Death toll from magnitude-8.1 earthquake in Mexico rises to 61
The death toll from the powerful earthquake that struck off Mexico's southern coast on Thursday has risen to 61. At least 200 people have been injured in the magnitude-8.1 earthquake, the most powerful to hit the region in a century. A massive rescue operation is taking place in the worst-hit states of Tabasco, Oaxaca and Chiapas as people remain trapped under debris.
The powerful quake struck at 11:50 pm local time on Thursday. It shook buildings, causing panic in the capital Mexico City, situated hundreds of miles away from the epicenter. A tsunami warning was also triggered, leading to the evacuation of thousands of people in coastal areas in Chiapas. The warning was subsequently lifted. Dozens of aftershocks plagued the region on Friday.

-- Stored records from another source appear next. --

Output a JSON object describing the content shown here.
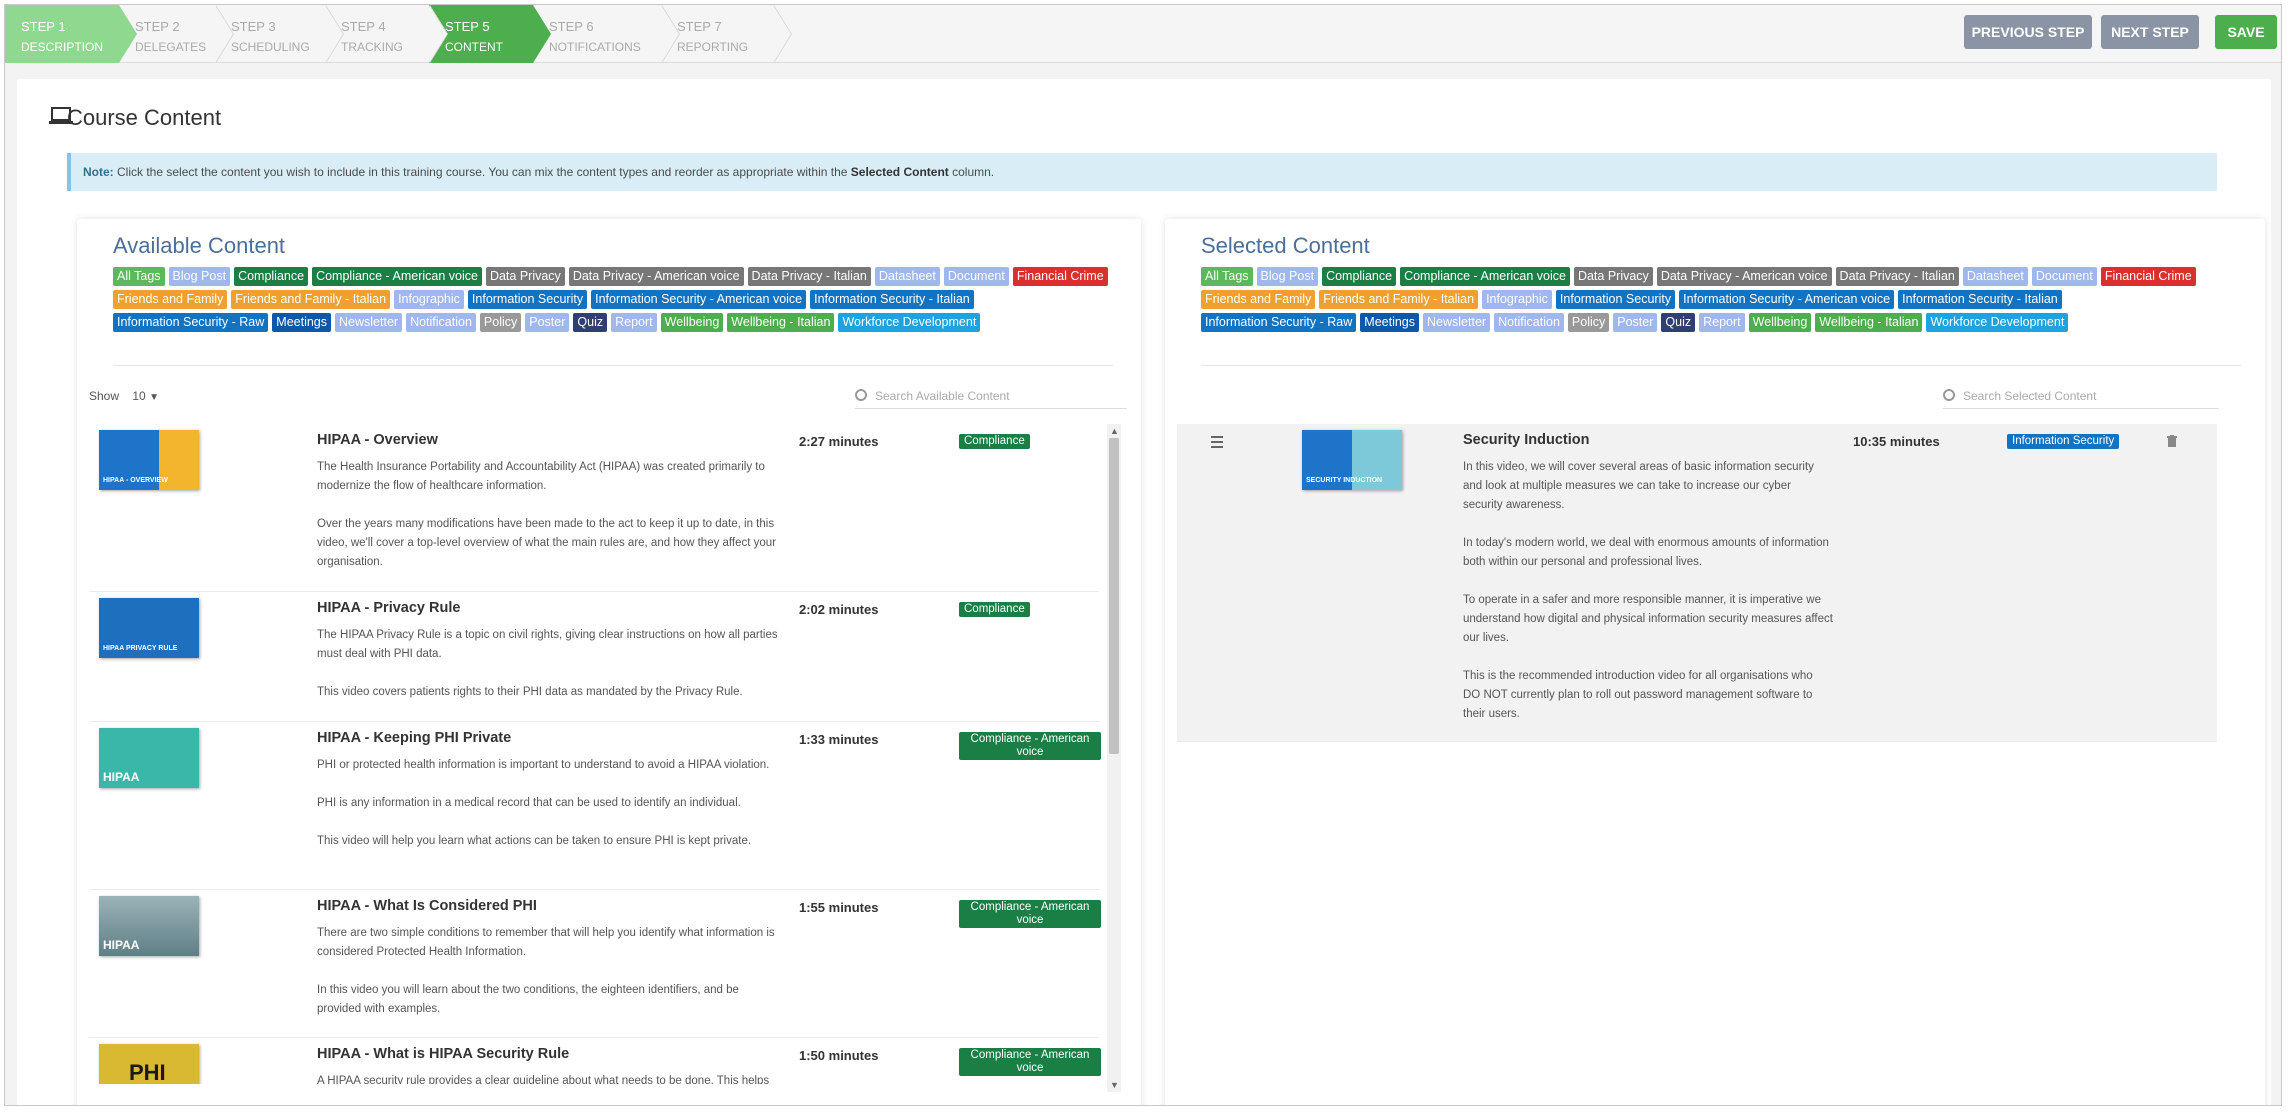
{
  "wizard": {
    "steps": [
      {
        "num": "STEP 1",
        "label": "DESCRIPTION"
      },
      {
        "num": "STEP 2",
        "label": "DELEGATES"
      },
      {
        "num": "STEP 3",
        "label": "SCHEDULING"
      },
      {
        "num": "STEP 4",
        "label": "TRACKING"
      },
      {
        "num": "STEP 5",
        "label": "CONTENT"
      },
      {
        "num": "STEP 6",
        "label": "NOTIFICATIONS"
      },
      {
        "num": "STEP 7",
        "label": "REPORTING"
      }
    ],
    "previous_label": "PREVIOUS STEP",
    "next_label": "NEXT STEP",
    "save_label": "SAVE"
  },
  "page": {
    "title": "Course Content",
    "note_prefix": "Note:",
    "note_text": " Click the select the content you wish to include in this training course. You can mix the content types and reorder as appropriate within the ",
    "note_bold": "Selected Content",
    "note_suffix": " column."
  },
  "tags": [
    {
      "label": "All Tags",
      "color": "#5cb85c"
    },
    {
      "label": "Blog Post",
      "color": "#9fb7ee"
    },
    {
      "label": "Compliance",
      "color": "#1a7f45"
    },
    {
      "label": "Compliance - American voice",
      "color": "#1a7f45"
    },
    {
      "label": "Data Privacy",
      "color": "#777777"
    },
    {
      "label": "Data Privacy - American voice",
      "color": "#777777"
    },
    {
      "label": "Data Privacy - Italian",
      "color": "#777777"
    },
    {
      "label": "Datasheet",
      "color": "#9fb7ee"
    },
    {
      "label": "Document",
      "color": "#9fb7ee"
    },
    {
      "label": "Financial Crime",
      "color": "#d9302c"
    },
    {
      "label": "Friends and Family",
      "color": "#f0a030"
    },
    {
      "label": "Friends and Family - Italian",
      "color": "#f0a030"
    },
    {
      "label": "Infographic",
      "color": "#9fb7ee"
    },
    {
      "label": "Information Security",
      "color": "#1173c2"
    },
    {
      "label": "Information Security - American voice",
      "color": "#1173c2"
    },
    {
      "label": "Information Security - Italian",
      "color": "#1173c2"
    },
    {
      "label": "Information Security - Raw",
      "color": "#1173c2"
    },
    {
      "label": "Meetings",
      "color": "#0d58a8"
    },
    {
      "label": "Newsletter",
      "color": "#9fb7ee"
    },
    {
      "label": "Notification",
      "color": "#9fb7ee"
    },
    {
      "label": "Policy",
      "color": "#999999"
    },
    {
      "label": "Poster",
      "color": "#9fb7ee"
    },
    {
      "label": "Quiz",
      "color": "#2f3f73"
    },
    {
      "label": "Report",
      "color": "#9fb7ee"
    },
    {
      "label": "Wellbeing",
      "color": "#4cae4c"
    },
    {
      "label": "Wellbeing - Italian",
      "color": "#4cae4c"
    },
    {
      "label": "Workforce Development",
      "color": "#1fa3e0"
    }
  ],
  "available": {
    "title": "Available Content",
    "show_label": "Show",
    "show_value": "10",
    "search_placeholder": "Search Available Content",
    "items": [
      {
        "title": "HIPAA - Overview",
        "duration": "2:27 minutes",
        "tag": "Compliance",
        "thumb_text": "HIPAA - OVERVIEW",
        "paragraphs": [
          "The Health Insurance Portability and Accountability Act (HIPAA) was created primarily to modernize the flow of healthcare information.",
          "Over the years many modifications have been made to the act to keep it up to date, in this video, we'll cover a top-level overview of what the main rules are, and how they affect your organisation."
        ]
      },
      {
        "title": "HIPAA - Privacy Rule",
        "duration": "2:02 minutes",
        "tag": "Compliance",
        "thumb_text": "HIPAA PRIVACY RULE",
        "paragraphs": [
          "The HIPAA Privacy Rule is a topic on civil rights, giving clear instructions on how all parties must deal with PHI data.",
          "This video covers patients rights to their PHI data as mandated by the Privacy Rule."
        ]
      },
      {
        "title": "HIPAA - Keeping PHI Private",
        "duration": "1:33 minutes",
        "tag": "Compliance - American voice",
        "thumb_text": "HIPAA",
        "paragraphs": [
          "PHI or protected health information is important to understand to avoid a HIPAA violation.",
          "PHI is any information in a medical record that can be used to identify an individual.",
          "This video will help you learn what actions can be taken to ensure PHI is kept private."
        ]
      },
      {
        "title": "HIPAA - What Is Considered PHI",
        "duration": "1:55 minutes",
        "tag": "Compliance - American voice",
        "thumb_text": "HIPAA",
        "paragraphs": [
          "There are two simple conditions to remember that will help you identify what information is considered Protected Health Information.",
          "In this video you will learn about the two conditions, the eighteen identifiers, and be provided with examples."
        ]
      },
      {
        "title": "HIPAA - What is HIPAA Security Rule",
        "duration": "1:50 minutes",
        "tag": "Compliance - American voice",
        "thumb_text": "PHI",
        "paragraphs": [
          "A HIPAA security rule provides a clear guideline about what needs to be done. This helps"
        ]
      }
    ]
  },
  "selected": {
    "title": "Selected Content",
    "search_placeholder": "Search Selected Content",
    "items": [
      {
        "title": "Security Induction",
        "duration": "10:35 minutes",
        "tag": "Information Security",
        "thumb_text": "SECURITY INDUCTION",
        "paragraphs": [
          "In this video, we will cover several areas of basic information security and look at multiple measures we can take to increase our cyber security awareness.",
          "In today's modern world, we deal with enormous amounts of information both within our personal and professional lives.",
          "To operate in a safer and more responsible manner, it is imperative we understand how digital and physical information security measures affect our lives.",
          "This is the recommended introduction video for all organisations who DO NOT currently plan to roll out password management software to their users."
        ]
      }
    ]
  },
  "colors": {
    "compliance": "#1a7f45",
    "info_security": "#1173c2",
    "title_blue": "#4b6f99"
  }
}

Mexican president declares day of mourning
Mexican President Enrique Pena Nieto said around 50 million people across Mexico felt the tremor. He has declared a day of mourning and ordered flags to fly at half-mast in tribute to the dead and bereaved. He extended his condolences to families of the deceased.
Quake-hit states are Mexico's most impoverished
The states of Chiapas and Oaxaca, which were closest to the quake's epicenter and worst hit, have a population of around nine million people. They are also Mexico's two most impoverished and least developed parts. The full extent of the damage remains unclear. "There is damage to hospitals that have lost energy," said Chiapas's governor Manuel Velasco. "Homes, schools and hospitals have been damaged."
USGS issues red alert for Mexico
The US Geological Survey (USGS) PAGER system, which predicts economic and human loss following the earthquake, has issued a red alert. "High casualties and extensive damage are probable and the disaster is likely widespread. Past red alerts have required a national or international response," it said.